Çocuklarla halimizi görenler bu adam bu çocuklar olmadan yaşayamaz, o kadar bağlı görünüyorlar birbirlerine diyor. Doğru, çocuklarla birbirimize düşkünüz, bunu da bizi tanıyan herkes bilir ama yaşayamaz kısmı doğru değil. Bu sanırım bağımlılık ve bağlılık arasındaki fark, onlarla ilgilenmemin sebebi bağımlılık değil, bağlılık ve sorumluluk. Onlar olmazsa mutlu olduğum başka sorumluluklar bulurum. Özlerim ama hayatımın en derin özlemi olmazlar.

Budistlerin Dukkha diye bir kavramı var: Acı çekme. Hayat acı çekmekten ibarettir diyorlar,bunun sebebi de bağımlılıklardır. Ancak nüans var: İnsanın ister istemez bağlılıkları oluyor, bir şeyleri istiyor, hiçbir şeyi istemeden yaşamak mümkün değil. Onun için bağımlılıktan kurtulmayı hedeflerken tüm bağlılıkları terketmeye çalışmak, nihai noktada insanı daha tuhaf, kendine de, başkasına da faydasız birine dönüştürüyor. Bağımlılıkla, bağlılığı birbirinden ayırmak lazım.

Bir iki ay öncesine kadar, çocuklara olan düşkünlüğüm bağımlılık seviyesindeydi. İtiraf etmek gerekirse, çocukların başına çaresi elimden gelmeyecek bir derdin uğramasından korkuyordum. Benim gibi hep sevdiklerinden imtihan edilenler korkar bundan.
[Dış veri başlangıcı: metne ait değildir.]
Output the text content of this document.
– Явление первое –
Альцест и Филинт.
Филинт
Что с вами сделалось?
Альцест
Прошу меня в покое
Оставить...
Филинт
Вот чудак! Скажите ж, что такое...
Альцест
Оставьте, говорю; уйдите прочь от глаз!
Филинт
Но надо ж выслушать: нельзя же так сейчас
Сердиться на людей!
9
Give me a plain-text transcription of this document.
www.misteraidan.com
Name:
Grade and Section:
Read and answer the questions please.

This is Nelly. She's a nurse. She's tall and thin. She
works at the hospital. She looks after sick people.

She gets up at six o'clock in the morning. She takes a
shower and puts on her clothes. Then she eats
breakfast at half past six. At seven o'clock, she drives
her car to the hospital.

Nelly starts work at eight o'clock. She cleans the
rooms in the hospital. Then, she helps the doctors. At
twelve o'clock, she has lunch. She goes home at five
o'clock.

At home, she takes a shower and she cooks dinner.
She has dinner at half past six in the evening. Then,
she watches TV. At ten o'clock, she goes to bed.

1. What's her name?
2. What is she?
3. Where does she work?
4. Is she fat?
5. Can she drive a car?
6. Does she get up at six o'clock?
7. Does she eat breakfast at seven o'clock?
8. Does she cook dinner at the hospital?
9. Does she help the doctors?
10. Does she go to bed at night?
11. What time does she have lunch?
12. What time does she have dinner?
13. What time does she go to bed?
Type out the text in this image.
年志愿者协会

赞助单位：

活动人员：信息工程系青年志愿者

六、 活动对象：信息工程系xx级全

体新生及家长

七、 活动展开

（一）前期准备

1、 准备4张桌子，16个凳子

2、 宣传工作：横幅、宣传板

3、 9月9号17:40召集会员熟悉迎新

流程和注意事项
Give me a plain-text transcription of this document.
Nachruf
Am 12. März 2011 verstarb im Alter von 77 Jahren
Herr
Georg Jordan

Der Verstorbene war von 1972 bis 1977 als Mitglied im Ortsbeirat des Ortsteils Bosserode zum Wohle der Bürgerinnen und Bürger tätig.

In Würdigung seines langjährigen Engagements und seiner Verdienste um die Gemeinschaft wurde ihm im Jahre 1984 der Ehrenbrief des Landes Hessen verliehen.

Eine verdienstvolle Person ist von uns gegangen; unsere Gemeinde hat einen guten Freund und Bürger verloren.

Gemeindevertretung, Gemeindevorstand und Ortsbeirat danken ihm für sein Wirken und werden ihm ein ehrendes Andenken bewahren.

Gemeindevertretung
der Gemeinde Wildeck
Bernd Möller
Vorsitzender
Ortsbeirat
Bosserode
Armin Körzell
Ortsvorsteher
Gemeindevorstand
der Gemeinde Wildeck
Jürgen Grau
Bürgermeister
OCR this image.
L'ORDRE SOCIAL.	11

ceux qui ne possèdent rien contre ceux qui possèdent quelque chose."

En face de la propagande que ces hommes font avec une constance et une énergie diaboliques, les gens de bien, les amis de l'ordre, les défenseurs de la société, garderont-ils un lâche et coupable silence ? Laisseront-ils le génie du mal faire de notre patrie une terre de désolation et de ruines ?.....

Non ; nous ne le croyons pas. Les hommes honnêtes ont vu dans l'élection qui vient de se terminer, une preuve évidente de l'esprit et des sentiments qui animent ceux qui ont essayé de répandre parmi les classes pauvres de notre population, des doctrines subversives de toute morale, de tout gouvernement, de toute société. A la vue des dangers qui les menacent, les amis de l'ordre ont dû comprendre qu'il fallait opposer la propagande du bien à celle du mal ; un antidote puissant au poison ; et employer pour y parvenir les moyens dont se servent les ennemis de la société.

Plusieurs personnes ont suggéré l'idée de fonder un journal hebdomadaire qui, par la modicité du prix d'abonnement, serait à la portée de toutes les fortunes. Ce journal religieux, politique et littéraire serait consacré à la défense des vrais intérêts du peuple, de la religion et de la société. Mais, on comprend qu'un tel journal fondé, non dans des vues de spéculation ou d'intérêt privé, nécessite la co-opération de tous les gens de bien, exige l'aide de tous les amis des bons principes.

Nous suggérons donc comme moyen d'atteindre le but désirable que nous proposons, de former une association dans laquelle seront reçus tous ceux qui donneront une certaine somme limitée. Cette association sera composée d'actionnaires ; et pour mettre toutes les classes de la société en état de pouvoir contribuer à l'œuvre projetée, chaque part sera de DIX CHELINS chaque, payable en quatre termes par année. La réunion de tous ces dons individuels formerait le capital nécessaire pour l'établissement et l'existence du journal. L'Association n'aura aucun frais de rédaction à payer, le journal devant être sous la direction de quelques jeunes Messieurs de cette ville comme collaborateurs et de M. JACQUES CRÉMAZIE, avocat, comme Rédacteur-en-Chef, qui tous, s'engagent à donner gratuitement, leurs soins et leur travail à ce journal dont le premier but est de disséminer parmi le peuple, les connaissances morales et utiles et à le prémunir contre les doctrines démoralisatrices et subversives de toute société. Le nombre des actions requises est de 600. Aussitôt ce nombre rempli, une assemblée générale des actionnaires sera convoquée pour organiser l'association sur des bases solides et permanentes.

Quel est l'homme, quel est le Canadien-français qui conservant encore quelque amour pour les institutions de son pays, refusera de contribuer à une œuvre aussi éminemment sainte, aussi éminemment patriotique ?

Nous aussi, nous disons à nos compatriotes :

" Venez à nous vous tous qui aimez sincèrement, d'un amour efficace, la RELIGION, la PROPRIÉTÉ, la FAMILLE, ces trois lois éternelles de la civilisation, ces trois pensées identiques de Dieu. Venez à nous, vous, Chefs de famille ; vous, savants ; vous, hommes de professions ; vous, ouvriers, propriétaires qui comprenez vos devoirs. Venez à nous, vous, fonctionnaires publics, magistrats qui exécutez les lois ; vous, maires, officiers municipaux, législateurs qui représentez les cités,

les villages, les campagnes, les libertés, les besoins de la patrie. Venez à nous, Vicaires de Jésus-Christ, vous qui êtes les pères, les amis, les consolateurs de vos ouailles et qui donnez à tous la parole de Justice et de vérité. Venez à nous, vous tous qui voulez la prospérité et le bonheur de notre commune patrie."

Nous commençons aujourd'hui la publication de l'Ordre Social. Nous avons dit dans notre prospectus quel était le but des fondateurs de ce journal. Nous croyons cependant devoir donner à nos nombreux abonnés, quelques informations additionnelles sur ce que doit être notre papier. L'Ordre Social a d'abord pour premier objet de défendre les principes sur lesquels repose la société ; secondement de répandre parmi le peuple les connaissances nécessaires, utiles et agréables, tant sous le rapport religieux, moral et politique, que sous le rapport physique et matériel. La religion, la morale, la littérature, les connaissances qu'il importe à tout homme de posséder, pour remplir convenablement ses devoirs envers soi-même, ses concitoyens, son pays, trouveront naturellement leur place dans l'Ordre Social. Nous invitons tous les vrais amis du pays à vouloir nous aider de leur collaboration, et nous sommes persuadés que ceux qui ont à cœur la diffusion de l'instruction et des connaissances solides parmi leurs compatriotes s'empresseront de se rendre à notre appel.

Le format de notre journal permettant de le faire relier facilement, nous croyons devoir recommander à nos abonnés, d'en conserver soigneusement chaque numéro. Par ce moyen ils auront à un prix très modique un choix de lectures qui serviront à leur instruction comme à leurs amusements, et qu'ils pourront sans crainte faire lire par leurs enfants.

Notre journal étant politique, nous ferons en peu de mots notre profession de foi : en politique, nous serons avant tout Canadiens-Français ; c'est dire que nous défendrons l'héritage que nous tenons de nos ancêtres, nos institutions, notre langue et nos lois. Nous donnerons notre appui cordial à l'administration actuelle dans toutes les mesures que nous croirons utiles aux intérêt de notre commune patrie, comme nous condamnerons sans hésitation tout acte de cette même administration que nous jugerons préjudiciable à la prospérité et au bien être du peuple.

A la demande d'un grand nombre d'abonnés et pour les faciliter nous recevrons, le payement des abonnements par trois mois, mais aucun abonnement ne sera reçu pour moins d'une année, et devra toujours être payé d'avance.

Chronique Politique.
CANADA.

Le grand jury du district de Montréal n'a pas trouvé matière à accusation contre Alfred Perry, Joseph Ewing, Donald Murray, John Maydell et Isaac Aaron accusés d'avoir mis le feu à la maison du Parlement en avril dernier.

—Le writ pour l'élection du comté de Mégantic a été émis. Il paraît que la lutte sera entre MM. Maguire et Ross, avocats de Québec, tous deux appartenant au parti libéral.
Çocukların atlatılması gereken bir bağımlılık olduğunu farkedince, üzerinde çalışmaya başladım. Hala tam olarak atlatabildiğimi söyleyemem. Kızım canı istediğinde nasıl kucağıma çıkacağını biliyor, onu henüz çözemedim ama bağımlılık giderek azalıyor. Birkaç ay önce her gün göreyim diye yalvarma seviyesinde olduğum bağımlılık, şimdi hafta**da iki gün görmesem daha iyi diyecek hale geldi. Bir süre sonra sadece sorumlu olduğum kadar diyebileceğim herhalde.

Son altı ayın bana öğretici tarafı bu oldu. Allah beni kendisinden fazla sevdiklerimle imtihan etti hep, çocuklardan ayrılmak zorunda kalmanın seyr-i sülukum açısından manası da buymuş. Bağlılık hala devam ediyor, hala onlarla zevkle oynuyoruz ve hayatlarındaki sorumluluğumdan kaçmıyorum, yine de onlara olan ilgi ve sevgimin hayatta bana acı vermesini de tedavi ediyorum.

2022 Ağustos'tan Güncelleme:

Bu yazıyı yazdıktan bir süre sonra yurtdışı planlarımı iptal ettim. Çocuklar bana gitme dediler. Onlara karşı ömür boyu sürecek bir suçluluk duygusu yerine, memleketin saçma hukuk sistemi, nobran insanı, kokuşmuş hayat tarzı ile idare etmenin mümkün olduğuna karar verdim. Şimdilerde iki haftada bir görüyorum ve o zamanki bağımlılığım kalmadı. Dava bitti, istinafa gitti. Muhtemelen bir seneye kadar sonuç çıkar. Resmi olarak hala evliyim.